Posts Tagged ‘Journal métaphysique’

Pensée du 22 avril 11

« Plus un être est spirituellement proche de moi, moins il est objet pour moi et moins il se laisse caractériser. Il en est de même pour moi en tant que j’entretiens avec moi-même un commerce spirituel ; je ne peux pas devenir un tel pour moi. »

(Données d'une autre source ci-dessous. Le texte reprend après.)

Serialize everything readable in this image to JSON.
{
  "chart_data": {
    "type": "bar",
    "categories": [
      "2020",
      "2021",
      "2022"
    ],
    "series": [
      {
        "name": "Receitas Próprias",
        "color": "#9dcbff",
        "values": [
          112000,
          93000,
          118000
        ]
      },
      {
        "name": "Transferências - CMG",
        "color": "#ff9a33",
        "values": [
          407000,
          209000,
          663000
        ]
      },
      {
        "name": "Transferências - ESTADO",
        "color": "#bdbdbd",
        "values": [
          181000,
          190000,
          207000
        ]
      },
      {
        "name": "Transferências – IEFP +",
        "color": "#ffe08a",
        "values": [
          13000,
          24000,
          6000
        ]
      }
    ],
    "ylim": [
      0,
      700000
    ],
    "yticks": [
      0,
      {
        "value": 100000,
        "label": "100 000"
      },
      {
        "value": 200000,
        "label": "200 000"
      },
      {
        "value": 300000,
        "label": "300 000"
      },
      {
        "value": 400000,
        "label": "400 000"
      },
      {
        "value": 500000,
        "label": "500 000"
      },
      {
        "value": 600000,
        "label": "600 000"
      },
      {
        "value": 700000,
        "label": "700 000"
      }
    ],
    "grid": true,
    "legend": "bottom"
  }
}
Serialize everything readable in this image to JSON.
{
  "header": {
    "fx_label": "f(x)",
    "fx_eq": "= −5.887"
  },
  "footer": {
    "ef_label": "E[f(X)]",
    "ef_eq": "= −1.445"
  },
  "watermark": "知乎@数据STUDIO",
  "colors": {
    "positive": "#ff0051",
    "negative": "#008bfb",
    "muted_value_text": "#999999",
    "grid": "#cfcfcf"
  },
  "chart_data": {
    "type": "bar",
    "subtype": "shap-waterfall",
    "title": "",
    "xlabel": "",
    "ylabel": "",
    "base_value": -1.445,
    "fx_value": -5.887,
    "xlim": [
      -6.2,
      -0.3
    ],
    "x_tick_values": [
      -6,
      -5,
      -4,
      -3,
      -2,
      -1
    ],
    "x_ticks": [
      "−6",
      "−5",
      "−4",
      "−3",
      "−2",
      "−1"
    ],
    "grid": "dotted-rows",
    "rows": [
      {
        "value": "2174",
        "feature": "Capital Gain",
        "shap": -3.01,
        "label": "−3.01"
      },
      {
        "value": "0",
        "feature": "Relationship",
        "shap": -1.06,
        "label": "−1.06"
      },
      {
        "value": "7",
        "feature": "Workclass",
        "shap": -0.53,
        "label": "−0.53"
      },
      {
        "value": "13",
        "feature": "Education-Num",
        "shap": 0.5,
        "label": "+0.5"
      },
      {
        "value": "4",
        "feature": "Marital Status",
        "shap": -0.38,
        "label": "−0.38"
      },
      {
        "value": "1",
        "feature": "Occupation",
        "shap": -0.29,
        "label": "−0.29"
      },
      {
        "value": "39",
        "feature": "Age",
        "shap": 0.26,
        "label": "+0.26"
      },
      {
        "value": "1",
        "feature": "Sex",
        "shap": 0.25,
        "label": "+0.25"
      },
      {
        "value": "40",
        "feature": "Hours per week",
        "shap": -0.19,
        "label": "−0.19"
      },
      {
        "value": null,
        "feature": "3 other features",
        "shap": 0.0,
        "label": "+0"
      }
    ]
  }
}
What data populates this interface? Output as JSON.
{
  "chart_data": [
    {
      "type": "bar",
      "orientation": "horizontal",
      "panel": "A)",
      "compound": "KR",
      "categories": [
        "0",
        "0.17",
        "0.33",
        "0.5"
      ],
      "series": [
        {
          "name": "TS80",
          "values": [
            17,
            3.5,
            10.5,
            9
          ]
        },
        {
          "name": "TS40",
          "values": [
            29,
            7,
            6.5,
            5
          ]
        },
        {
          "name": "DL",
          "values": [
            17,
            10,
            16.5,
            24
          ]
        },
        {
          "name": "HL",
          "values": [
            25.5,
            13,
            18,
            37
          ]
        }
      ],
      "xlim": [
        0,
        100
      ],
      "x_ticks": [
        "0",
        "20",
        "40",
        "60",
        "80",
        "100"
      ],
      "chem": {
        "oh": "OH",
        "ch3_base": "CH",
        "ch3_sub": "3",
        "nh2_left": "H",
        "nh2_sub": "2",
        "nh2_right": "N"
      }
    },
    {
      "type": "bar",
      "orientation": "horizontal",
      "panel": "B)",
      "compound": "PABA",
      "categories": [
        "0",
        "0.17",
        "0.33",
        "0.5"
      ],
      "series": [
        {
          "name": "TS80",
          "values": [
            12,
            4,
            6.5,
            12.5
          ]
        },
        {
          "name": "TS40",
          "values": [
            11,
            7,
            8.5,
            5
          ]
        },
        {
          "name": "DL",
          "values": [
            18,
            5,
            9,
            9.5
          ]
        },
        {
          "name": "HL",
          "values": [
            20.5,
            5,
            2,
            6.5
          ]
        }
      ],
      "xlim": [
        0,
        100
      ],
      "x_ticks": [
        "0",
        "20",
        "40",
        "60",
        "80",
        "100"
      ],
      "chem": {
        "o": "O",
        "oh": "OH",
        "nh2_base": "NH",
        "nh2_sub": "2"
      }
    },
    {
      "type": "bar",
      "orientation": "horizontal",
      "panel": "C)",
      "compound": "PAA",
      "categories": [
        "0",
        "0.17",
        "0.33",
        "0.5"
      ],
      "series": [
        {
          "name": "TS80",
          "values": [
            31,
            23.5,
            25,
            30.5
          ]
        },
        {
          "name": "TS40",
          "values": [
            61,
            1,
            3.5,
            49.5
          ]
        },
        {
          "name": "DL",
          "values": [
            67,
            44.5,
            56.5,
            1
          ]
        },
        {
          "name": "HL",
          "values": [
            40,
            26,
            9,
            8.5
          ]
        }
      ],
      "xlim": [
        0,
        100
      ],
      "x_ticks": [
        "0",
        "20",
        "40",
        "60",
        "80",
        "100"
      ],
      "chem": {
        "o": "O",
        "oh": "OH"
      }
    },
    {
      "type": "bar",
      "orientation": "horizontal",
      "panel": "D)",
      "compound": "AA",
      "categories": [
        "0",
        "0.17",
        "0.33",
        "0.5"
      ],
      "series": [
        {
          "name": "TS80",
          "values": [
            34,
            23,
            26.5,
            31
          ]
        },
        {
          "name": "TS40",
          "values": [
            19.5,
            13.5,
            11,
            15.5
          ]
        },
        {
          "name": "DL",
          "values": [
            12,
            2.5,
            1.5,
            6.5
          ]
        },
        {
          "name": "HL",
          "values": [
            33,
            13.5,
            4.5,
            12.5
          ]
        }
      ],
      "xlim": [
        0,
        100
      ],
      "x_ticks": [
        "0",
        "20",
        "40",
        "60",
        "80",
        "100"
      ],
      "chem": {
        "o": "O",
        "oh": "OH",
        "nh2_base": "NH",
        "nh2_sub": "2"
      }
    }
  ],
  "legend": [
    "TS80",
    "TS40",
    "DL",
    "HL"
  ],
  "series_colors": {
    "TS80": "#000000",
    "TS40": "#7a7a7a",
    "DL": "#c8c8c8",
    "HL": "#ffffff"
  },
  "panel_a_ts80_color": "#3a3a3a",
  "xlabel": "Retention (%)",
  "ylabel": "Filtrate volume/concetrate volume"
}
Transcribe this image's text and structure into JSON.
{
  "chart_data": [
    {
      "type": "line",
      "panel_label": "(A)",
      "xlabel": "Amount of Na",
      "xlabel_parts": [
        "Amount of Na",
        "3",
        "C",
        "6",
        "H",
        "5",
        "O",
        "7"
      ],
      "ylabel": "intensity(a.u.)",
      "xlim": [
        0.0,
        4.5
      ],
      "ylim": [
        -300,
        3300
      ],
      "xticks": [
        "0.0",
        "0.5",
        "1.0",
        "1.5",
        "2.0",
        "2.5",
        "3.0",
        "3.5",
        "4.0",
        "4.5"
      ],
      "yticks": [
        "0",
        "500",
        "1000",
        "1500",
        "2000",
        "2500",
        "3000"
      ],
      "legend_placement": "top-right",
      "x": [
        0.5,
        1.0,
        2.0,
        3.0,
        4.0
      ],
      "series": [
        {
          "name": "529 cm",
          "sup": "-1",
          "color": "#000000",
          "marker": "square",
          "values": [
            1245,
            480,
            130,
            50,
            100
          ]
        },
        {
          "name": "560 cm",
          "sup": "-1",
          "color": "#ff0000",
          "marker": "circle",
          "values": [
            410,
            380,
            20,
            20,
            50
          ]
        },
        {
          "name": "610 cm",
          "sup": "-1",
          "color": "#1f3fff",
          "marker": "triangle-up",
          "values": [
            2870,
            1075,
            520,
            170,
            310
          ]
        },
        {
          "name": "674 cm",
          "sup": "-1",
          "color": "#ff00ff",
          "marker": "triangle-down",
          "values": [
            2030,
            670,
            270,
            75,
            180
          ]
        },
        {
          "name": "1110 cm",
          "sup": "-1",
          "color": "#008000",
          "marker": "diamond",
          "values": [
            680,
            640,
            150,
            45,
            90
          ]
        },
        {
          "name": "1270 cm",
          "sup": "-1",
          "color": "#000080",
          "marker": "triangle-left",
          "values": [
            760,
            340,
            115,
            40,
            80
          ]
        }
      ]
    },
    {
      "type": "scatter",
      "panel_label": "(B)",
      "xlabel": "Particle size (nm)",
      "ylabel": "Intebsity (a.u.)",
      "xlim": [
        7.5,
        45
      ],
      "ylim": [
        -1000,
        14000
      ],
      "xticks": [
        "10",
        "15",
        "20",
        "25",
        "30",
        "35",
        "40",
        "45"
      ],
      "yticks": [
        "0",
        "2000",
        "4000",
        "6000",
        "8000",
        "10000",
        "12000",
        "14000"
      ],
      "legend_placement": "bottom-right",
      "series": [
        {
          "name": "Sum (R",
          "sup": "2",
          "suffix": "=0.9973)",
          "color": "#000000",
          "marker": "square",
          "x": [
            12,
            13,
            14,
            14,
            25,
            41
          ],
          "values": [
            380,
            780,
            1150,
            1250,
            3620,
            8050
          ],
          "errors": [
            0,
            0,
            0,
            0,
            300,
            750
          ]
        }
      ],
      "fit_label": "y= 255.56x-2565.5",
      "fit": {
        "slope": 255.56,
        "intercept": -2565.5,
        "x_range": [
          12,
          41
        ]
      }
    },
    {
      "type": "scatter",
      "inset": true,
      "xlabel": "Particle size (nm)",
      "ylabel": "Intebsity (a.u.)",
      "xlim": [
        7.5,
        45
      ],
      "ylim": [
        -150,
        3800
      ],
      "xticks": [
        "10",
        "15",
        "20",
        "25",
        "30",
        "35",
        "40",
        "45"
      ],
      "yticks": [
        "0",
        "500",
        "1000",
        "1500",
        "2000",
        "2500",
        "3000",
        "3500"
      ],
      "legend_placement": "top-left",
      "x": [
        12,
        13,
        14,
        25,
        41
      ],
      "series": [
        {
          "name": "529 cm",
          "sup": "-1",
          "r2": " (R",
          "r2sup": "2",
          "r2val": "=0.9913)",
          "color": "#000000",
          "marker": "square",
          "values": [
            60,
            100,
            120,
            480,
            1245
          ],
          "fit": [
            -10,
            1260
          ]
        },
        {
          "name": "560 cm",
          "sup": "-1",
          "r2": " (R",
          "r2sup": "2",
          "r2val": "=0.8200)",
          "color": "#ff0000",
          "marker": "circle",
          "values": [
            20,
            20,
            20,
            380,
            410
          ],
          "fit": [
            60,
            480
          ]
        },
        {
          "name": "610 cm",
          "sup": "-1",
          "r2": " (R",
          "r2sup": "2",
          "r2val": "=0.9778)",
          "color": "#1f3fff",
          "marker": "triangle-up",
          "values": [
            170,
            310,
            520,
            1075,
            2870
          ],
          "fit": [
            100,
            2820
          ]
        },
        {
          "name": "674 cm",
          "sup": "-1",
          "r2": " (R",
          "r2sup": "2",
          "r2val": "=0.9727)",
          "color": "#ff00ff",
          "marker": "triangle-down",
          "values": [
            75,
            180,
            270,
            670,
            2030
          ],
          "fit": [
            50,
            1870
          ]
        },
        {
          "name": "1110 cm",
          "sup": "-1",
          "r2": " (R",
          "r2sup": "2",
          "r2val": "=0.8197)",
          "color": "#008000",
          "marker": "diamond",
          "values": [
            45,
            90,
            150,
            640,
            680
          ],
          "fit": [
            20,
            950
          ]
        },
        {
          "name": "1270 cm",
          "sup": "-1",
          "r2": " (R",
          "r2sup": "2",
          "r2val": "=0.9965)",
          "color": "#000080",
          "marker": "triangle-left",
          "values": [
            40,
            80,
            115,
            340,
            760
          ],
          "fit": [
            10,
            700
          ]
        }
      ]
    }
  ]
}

GABRIEL MARCEL, Journal métaphysique

_________________________________________________________________________

GRILLE DE LECTURE

Un être dans sa tallité (en tant que tel) est a priori un ob-jet, c’est-à-dire un être jeté, posé là devant moi ; et je peux l’observer. Un objet est distinct du moi qui peut le dévisager, du je qui le conquiert par ses sens, principalement par ses yeux. Pour être un autre, un tel, une altérité, un être a à être considéré dans sa réalité existentielle et matérielle comme quelque chose que je nie comme étant moi. Un ob-jet est alors distinct et distant de moi, je peux le caractériser pour le saisir dans sa matérialité, pour le montrer, pour le présenter. Je peux toucher un ob-jet et dire qu’il est tel ou tel en réalité. Donc je peux voir les contours d’un ob-jet, les appréhender. Caractériser un être, n’est-ce pas dire qu’il est fait de telle ou telle chose, fait de telle ou telle manière ? Cela signifie qu’on l’aurait déjà posé devant soi en le niant, c’est-à-dire en le distinguant d’un soi qui est là comme maître façonneur de sa réalité pour l’observer et le définir. Mais lorsque Gabriel MARCEL dit que « Plus un être est spirituellement proche de moi, moins il est objet pour moi et moins il se laisse caractériser », il voudrait entendre la spiritualité comme ce qui fait que l’homme ne peut considérer un autre être spirituel comme un objet. La spiritualité est ce qui laisse l’autre être devenir comme moi : il est proche de moi.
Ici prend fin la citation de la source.